Ipotesi fondi per il futuro dell’ex Ilva. Alla fine della seconda gara per la vendita potrebbero rimanere solo i due fondi di investimento statunitensi, Bedrock e Flacks Group. Se dopo l’uscita di scena della società azera Baku Steel – che era in compagnia della società statale Socar – verrà confermata anche quella degli indiani di Jindal Steel, allora l’ex Ilva non finirà nelle mani di operatori del settore. In attesa dell’esito ufficiale della seconda gara per la vendita di Acciaierie d’Italia in amministrazione straordinaria (alle 24 del 26 settembre scadono i termini per la presentazione delle offerte vincolanti da parte dei potenziali investitori), questo appare il quadro più probabile: la conferma arriverà dalla nota ufficiale di Adi, attesa per il 27 settembre.
Chi sono i fondi
Se queste ipotesi saranno confermate, il secondo bando di gara lanciato dai commissari il 7 agosto scorso, ponendo il vincolo della decarbonizzazione con i forni elettrici, non si chiuderebbe secondo gli auspici del ministro per le Imprese Adolfo Urso: Flacks Group avrebbe infatti avanzato un’offerta simbolica per l’acquisizione dell’ex Ilva, al netto degli investimenti da garantire; Bedrock replicherebbe quanto fatto negli anni scorsi con l’acquisizione della società siderurgica Stelco in Canada, poi rivenduta l’anno scorso agli americani di Cleveland Cliffs. Operazioni da fondi, non da azionisti stabili del settore siderurgico come erano ArcelorMittal (il precedente socio di riferimento di Acciaierie d’Italia) o i gruppi precedentemente interessati, Baku Steel e Jindal Steel.
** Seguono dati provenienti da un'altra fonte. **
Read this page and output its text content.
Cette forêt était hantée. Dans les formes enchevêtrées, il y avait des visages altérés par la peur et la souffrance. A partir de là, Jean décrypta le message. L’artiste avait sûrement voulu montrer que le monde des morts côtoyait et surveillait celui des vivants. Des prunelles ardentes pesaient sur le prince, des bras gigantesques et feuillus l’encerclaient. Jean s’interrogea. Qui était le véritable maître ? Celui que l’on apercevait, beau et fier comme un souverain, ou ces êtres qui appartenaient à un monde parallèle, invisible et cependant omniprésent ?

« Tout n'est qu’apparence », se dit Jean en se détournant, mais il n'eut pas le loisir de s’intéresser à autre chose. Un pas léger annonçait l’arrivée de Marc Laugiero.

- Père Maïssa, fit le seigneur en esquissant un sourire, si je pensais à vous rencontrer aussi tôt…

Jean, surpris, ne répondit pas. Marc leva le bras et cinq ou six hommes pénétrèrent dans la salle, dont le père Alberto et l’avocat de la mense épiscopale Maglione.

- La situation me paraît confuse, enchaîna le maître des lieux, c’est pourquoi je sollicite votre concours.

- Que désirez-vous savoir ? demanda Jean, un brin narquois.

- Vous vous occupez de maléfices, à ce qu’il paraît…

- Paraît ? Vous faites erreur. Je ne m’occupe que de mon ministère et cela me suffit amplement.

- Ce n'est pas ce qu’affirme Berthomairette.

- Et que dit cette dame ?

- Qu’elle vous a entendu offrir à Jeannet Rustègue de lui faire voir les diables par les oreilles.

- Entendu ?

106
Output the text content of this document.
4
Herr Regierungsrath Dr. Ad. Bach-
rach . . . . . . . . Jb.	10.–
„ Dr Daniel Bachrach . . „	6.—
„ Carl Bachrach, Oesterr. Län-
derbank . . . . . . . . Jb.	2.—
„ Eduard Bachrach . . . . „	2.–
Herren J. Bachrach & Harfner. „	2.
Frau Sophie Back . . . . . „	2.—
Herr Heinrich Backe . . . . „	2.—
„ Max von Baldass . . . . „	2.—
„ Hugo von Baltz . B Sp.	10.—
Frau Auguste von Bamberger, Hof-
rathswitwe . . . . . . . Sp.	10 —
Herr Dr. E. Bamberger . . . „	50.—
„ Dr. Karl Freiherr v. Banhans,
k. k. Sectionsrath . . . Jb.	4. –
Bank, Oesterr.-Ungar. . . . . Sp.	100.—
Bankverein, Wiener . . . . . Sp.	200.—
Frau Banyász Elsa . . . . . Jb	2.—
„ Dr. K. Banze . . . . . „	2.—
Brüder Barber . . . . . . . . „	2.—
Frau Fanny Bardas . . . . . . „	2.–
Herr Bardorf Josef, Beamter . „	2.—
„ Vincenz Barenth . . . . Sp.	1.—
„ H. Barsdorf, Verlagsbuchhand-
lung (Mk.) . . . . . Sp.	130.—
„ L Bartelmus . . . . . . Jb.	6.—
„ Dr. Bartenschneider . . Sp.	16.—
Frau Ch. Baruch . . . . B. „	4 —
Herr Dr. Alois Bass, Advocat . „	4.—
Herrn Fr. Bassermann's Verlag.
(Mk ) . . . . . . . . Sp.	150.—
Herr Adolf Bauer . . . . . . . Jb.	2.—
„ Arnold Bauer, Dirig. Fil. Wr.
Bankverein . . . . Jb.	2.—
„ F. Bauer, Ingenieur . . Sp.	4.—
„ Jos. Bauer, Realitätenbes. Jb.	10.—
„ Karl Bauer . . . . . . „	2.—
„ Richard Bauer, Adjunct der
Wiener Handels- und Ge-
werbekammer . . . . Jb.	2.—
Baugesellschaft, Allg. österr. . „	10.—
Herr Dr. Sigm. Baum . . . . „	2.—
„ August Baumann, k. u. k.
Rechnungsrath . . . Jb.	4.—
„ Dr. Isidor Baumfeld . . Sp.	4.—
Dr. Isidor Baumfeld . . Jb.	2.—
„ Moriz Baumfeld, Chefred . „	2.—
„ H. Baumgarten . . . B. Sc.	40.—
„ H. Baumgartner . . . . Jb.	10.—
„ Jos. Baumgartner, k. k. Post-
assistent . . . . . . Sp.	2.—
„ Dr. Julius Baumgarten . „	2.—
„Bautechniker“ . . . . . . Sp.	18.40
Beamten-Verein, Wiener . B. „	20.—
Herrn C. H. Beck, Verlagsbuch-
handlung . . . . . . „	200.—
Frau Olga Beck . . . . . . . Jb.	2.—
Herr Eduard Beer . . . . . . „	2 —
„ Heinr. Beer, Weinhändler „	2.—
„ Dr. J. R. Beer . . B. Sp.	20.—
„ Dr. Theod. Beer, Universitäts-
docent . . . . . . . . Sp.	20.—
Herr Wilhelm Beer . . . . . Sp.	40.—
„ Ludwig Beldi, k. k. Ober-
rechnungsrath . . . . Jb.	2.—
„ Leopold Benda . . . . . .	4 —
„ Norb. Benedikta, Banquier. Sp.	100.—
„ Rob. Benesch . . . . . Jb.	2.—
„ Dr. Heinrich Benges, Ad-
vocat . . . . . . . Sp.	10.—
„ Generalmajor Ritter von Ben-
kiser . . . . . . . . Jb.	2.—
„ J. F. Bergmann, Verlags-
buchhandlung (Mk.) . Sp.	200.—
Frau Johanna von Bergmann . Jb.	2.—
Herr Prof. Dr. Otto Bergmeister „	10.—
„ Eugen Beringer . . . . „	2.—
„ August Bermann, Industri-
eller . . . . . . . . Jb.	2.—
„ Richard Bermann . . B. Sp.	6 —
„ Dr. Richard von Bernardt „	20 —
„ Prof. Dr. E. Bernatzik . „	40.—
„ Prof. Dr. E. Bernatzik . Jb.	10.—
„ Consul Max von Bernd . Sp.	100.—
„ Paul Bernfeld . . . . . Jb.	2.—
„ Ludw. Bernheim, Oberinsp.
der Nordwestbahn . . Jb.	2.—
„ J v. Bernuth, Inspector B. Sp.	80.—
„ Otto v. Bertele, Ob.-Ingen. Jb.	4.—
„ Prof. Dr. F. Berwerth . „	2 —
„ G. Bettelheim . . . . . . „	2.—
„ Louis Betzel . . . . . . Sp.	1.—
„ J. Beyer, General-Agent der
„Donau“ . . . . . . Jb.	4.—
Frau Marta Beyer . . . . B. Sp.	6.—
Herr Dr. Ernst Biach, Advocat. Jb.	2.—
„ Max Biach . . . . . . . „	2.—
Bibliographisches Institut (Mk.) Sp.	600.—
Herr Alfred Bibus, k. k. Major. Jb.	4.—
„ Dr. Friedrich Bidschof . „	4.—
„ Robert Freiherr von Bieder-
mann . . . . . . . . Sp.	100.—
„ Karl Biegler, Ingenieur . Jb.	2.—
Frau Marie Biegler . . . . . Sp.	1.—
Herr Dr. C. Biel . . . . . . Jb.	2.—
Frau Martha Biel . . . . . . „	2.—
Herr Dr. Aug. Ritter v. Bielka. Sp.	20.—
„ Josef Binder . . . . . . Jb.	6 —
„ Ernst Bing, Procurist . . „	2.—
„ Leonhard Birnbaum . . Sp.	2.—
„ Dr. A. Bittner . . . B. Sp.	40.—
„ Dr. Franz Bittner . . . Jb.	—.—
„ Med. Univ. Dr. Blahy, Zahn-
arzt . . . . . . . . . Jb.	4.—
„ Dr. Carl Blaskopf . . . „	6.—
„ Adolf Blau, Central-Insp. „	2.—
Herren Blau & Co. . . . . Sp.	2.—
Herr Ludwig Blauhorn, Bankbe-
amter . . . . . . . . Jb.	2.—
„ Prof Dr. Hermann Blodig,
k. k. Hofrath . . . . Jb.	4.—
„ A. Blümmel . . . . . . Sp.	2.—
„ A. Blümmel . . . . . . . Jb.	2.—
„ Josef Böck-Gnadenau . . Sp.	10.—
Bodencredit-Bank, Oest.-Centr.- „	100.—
L’addio di Baku e i dubbi di Jindal
Mentre il disimpegno degli azeri – che pure solo a marzo scorso erano il gruppo individuato dai commissari come quello da preferire – è certo, per Jindal la situazione potrebbe non essere così netta: non è esclusa un’offerta last minute. In attesa che lo scenario e gli attori in campo si chiariscano nelle prossime ore, si può dire che tanto gli azeri quanto gli indiani abbiano finito per privilegiare investimenti alternativi. Baku Steel ha ufficializzato il disimpegno nel momento in cui, per l’opposizione del Comune di Taranto e dei movimenti ambientalisti tarantini, si è rivelato impossibile portare a Taranto la nave rigassificatrice su cui l’Azerbaijan spingeva molto perché interessato al business del gas: così la società statale Socar, che affiancava Baku Steel, si è spostata sull’acquisizione di Ip e sulla sua rete di 4.500 distributori di carburante in Italia. Jindal, invece, ha presentato un’offerta in Germania per la divisione siderurgica di Thyssenkrupp che prevede il completamento del piano di decarbonizzazione nel sito di Duisburg con un investimento superiore ai due miliardi di euro.
L’ipotesi «spezzatino»
Oltre alle offerte per l’intero gruppo – opzione che resta la preferita del governo – potrebbero esserne arrivate anche per singoli asset, in particolare da operatori italiani del settore (da Marcegaglia a Sideralba). Se così sarà, si potrebbe pensare a una vendita separata dell’area Nord e di quella Sud del gruppo siderurgico, il cosiddetto «spezzatino». Da domani si apre una nuova partita per l’ex Ilva. L’ennesima, per quella che fu la più grande acciaieria d’Europa.